Throughout this process her upbringing in the desert outside of Barstow would serve as a source of inspiration. In fact, the high desert continues to a polestar in the author’s life. 

“The desert is unignorable so you don’t have to learn to pay attention to a setting the same way you do if you’re in an area that doesn’t have droughts, earthquakes, or water that catches fire sometimes. But it also makes community not easy but inevitable. It’s part of survival, poverty and living in an extreme place. It makes it much easier to imagine a world where we depend on one another because you already have to exist in that kind of environment.” 

Where she described The Space Between Worlds as a passing narrative, Johnson believed it was vital her next work take a different approach.

“And so with the second book I wanted to root it in the desert, in community, and have a character that is deeply connected to her culture and community and has no desire to go to the city, no desire to ascend if ascend means shunning what she is.” 

Work on her sophomore effort would face a different challenge. Johnson wrote her first book for fun and without the expectation it would be published. Its smash success brought an on-spec contract, an editor, and legions of fans hungry for more. 

“I’m a great underdog, I do great when people underestimate me, I so rarely in my life am in the position where people have high standards for me that I’m just like ‘I don’t like that, I don’t like it at all’. It was a bit harder to get out of my head and discover the writing process outside of the chaos and the noise of reception and public,” said Johnson. 

Caring for her readers is of the utmost importance to the author. As a writer, Johnson strives to be a safe place for the communities she so proudly represents.

Photo Credit to Del Ray

“I want them to feel seen and cared for and don’t want to do any harm. Until it first came out I was worried about how they were receiving it, I was very tense. But thankfully it started coming out and people were resonating with it, they feel seen. Now those are the kinds of five-star reviews that make all the one star ones go away.” 

On and off the page the award-winning writer continues to fight for the causes closest to her heart. That includes working with up-and-coming writers on keeping their voice, writing query letters, and breaking in to the industry. As she explains, the elevator has to be sent back down.

Just a decade or so ago the idea of so many new, inspiring voices duking it out on the best-seller list seemed far-fetched.
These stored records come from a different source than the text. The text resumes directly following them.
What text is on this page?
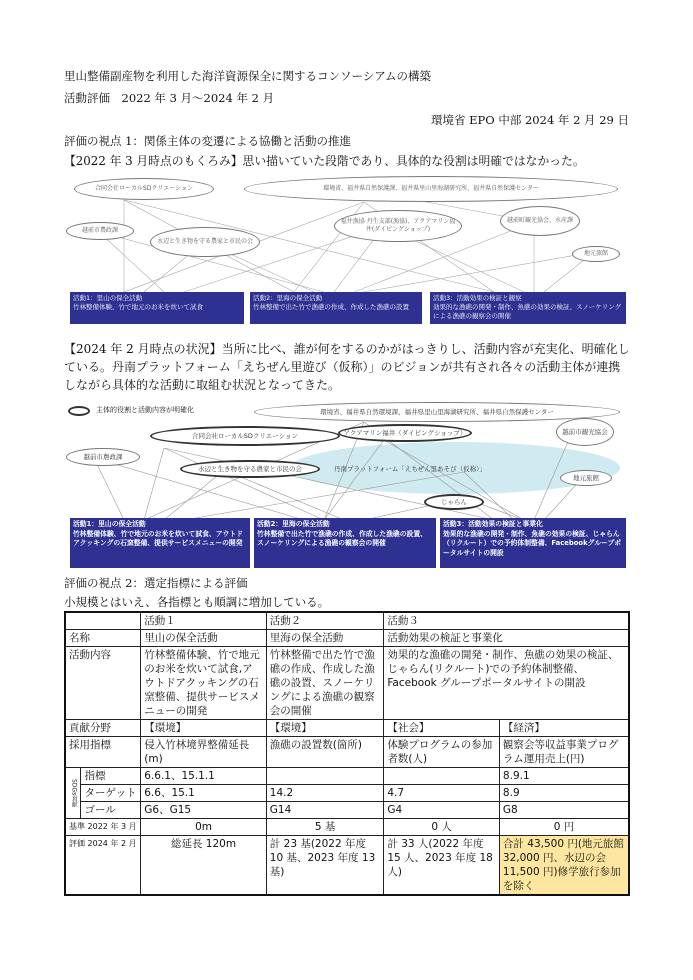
里山整備副産物を利用した海洋資源保全に関するコンソーシアムの構築
活動評価　2022 年 3 月～2024 年 2 月
環境省 EPO 中部 2024 年 2 月 29 日
評価の視点 1：関係主体の変遷による協働と活動の推進
【2022 年 3 月時点のもくろみ】思い描いていた段階であり、具体的な役割は明確ではなかった。
合同会社ローカルSDクリエーション	環境省、福井県自然保護課、福井県里山里海湖研究所、福井県自然保護センター
越前市農政課
水辺と生き物を守る農家と市民の会
福井漁協 丹生支部(漁協)、アクアマリン福井(ダイビングショップ)
越前町観光協会、水産課
地元旅館
活動1：里山の保全活動
竹林整備体験、竹で地元のお米を炊いて試食
活動2：里海の保全活動
竹林整備で出た竹で漁礁の作成、作成した漁礁の設置
活動3：活動効果の検証と観察
効果的な漁礁の開発・制作、魚礁の効果の検証、スノーケリングによる漁礁の観察会の開催
【2024 年 2 月時点の状況】当所に比べ、誰が何をするのかがはっきりし、活動内容が充実化、明確化している。丹南プラットフォーム「えちぜん里遊び（仮称）」のビジョンが共有され各々の活動主体が連携しながら具体的な活動に取組む状況となってきた。
主体的役割と活動内容が明確化	環境省、福井県自然環境課、福井県里山里海湖研究所、福井県自然保護センター
合同会社ローカルSDクリエーション	アクアマリン福井（ダイビングショップ）	越前市観光協会
越前市農政課
水辺と生き物を守る農家と市民の会	丹南プラットフォーム「えちぜん里あそび（仮称）」
地元旅館
じゃらん
活動1：里山の保全活動
竹林整備体験、竹で地元のお米を炊いて試食、アウトドアクッキングの石窯整備、提供サービスメニューの開発
活動2：里海の保全活動
竹林整備で出た竹で漁礁の作成、作成した漁礁の設置、スノーケリングによる漁礁の観察会の開催
活動3：活動効果の検証と事業化
効果的な漁礁の開発・制作、魚礁の効果の検証、じゃらん（リクルート）での予約体制整備、Facebookグループポータルサイトの開設
評価の視点 2：選定指標による評価
小規模とはいえ、各指標とも順調に増加している。
		活動１	活動２	活動３	
名称		里山の保全活動	里海の保全活動	活動効果の検証と事業化	
活動内容		竹林整備体験、竹で地元のお米を炊いて試食,アウトドアクッキングの石窯整備、提供サービスメニューの開発	竹林整備で出た竹で漁礁の作成、作成した漁礁の設置、スノーケリングによる漁礁の観察会の開催	効果的な漁礁の開発・制作、魚礁の効果の検証、じゃらん(リクルート)での予約体制整備、Facebook グループポータルサイトの開設	
貢献分野		【環境】	【環境】	【社会】	【経済】
採用指標		侵入竹林境界整備延長(m)	漁礁の設置数(箇所)	体験プログラムの参加者数(人)	観察会等収益事業プログラム運用売上(円)
SDGs貢献	指標	6.6.1、15.1.1			8.9.1
	ターゲット	6.6、15.1	14.2	4.7	8.9
	ゴール	G6、G15	G14	G4	G8
基準 2022 年 3 月		0m	5 基	0 人	0 円
評価 2024 年 2 月		総延長 120m	計 23 基(2022 年度 10 基、2023 年度 13 基)	計 33 人(2022 年度 15 人、2023 年度 18 人)	合計 43,500 円(地元旅館 32,000 円、水辺の会 11,500 円)修学旅行参加を除く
But as tastes, readership, and times have changed so has the genre for the better. 

“I think what we’re seeing is that people that have spent so long honing their skills, having to work twice as hard to just get in the room, and so we are in this golden age,” Johnson said. 

For writers like Johnson that means a chance to stand shoulder to shoulder with some of the greatest literary minds of recent years. It means a chance to create daring narratives and fulfill sci-fi’s potential as a vector of the possible. 

“It means the world to me and I think that’s what makes so many of us attracted to science fiction and fantasy: their infinite possibilities,” said Johnson. 

As she explained, both give readers room to imagine more promising and hopeful lives. It is one of many things that has made them a natural magnet for people of color. 

Johnson said, “One of the things I say in that letter that opens up my book is that protest is born from a belief in a different possible future and science fiction is too. It becomes this site of possibility and if Philip K. Dick can predict the fax machine among other technologies, then we can possibly predict less exploitative futures that we can one day see fulfilled.” 

In the words of Johnson, Samuel Delaney walked so that the writers that came after him would run. Thanks to her and the many other authors creating stunning works of art, sci-fi and fantasy are sprinting ahead. Lovers of the written word and well-crafted tales can experience the current golden age for themselves by picking up “Those Beyond The Wall” from their favorite bookstore.